Click OK. Now you can use Google Speech to Text for dictation to add subtitles in your video.
E. Scriptix Speech to Text
Scriptix speech to text allows you to accurately convert speech into text using an API powered by Scriptix. To enable the option, select the respective option from the Active Provider dropdown.
To configure SubtitleNEXT to use Scriptix cloud service as the transcription service, enter the API key for Scriptix Live (Realtime Transcription. The API key can be generated by https://api.zoommedia.ai/. Follow the steps to create a new account and acquire the API key.
· Enter your billing profile (in the “Profile & Settings”) and select your preferred subscription (“Subscription & Bundles”)
· Go to “API Tokens”
· Select “Realtime” token type:
· Copy the realtime API token from the API Tokens page into the SubtitleNEXT window.
· Further, set the accuracy for the text as per the buffer rate. If there is less delay in the speech, select the lower delay. On the other hand, increase accuracy means maximum delay, which will allow the best results provided by the engine.
· Click OK. Now you can use Scriptix Speech to Text for dictation to add subtitles in your video.
F. SAPI Dictation
SAPI Dictation allows you to accurately convert speech into text using inbuilt options in the Windows.
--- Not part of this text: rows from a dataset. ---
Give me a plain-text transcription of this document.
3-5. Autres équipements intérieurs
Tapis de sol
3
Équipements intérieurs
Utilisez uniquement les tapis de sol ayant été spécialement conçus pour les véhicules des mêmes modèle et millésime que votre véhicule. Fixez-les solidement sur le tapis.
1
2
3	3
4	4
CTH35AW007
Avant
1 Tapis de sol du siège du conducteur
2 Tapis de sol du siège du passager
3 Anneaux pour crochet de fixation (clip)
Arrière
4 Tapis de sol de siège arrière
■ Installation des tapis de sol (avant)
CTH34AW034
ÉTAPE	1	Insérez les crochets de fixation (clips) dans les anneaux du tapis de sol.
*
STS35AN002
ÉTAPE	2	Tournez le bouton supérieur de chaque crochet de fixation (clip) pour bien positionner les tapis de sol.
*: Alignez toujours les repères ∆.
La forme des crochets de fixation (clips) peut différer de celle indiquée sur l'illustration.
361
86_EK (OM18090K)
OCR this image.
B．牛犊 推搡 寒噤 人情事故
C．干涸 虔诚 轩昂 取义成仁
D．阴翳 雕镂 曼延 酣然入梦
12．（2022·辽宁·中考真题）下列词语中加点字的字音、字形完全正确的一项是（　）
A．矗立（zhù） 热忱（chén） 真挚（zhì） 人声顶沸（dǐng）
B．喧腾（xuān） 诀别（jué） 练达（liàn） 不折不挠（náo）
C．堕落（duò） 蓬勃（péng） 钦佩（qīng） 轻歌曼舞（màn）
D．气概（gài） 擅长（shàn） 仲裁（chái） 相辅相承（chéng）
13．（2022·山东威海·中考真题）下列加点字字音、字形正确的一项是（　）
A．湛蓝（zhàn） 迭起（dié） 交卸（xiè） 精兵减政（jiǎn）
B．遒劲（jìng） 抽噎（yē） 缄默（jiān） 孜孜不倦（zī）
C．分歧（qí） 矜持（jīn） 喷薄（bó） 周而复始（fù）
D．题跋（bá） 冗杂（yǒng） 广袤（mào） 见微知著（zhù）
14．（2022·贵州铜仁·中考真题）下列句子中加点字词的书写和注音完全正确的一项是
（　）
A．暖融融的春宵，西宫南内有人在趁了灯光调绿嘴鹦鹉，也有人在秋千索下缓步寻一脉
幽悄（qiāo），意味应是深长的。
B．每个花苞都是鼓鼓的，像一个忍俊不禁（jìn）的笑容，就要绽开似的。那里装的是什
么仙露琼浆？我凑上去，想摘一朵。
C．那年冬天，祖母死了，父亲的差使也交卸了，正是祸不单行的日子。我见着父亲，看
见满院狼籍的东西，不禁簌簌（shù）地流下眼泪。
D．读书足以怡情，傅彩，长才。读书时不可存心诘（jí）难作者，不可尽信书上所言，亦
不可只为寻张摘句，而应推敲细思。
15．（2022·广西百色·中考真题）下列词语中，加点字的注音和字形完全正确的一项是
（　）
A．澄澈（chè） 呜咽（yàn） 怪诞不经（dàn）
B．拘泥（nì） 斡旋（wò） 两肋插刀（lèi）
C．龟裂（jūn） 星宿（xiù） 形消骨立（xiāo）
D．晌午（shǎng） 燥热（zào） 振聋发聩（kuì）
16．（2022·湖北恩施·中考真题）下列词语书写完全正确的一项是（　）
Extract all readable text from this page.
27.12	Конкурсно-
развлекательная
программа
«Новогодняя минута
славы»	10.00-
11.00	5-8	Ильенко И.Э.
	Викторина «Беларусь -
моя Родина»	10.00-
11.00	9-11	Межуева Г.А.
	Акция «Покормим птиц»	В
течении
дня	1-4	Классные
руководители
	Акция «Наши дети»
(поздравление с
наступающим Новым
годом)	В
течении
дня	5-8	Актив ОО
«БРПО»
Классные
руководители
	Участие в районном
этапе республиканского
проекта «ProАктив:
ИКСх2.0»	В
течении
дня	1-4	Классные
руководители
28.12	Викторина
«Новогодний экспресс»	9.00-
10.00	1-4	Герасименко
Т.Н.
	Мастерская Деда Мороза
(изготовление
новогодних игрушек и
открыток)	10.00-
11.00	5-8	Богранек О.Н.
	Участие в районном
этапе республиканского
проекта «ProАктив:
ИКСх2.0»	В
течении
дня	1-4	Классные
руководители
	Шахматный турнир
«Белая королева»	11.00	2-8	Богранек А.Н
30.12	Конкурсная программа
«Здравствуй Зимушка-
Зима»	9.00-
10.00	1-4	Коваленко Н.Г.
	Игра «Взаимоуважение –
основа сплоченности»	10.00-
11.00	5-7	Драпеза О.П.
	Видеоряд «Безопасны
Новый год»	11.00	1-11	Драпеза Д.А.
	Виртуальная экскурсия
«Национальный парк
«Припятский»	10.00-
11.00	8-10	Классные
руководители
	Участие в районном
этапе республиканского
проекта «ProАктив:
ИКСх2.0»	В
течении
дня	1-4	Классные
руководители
You can configure your speech recognition options using your respective settings in the windows that you are using. To enable the option, select the respective option from the Active Provider dropdown.
By default, Windows Speech Recognition is installed. If need be, you can install it manually through your control panel. Go to Control Panel > Voice Recognition. Also, there are third party engines that can be installed to serve the purpose. Once, the Speech Recognition software is in place, set the accuracy for the text as per the buffer rate. You are all set to proceed.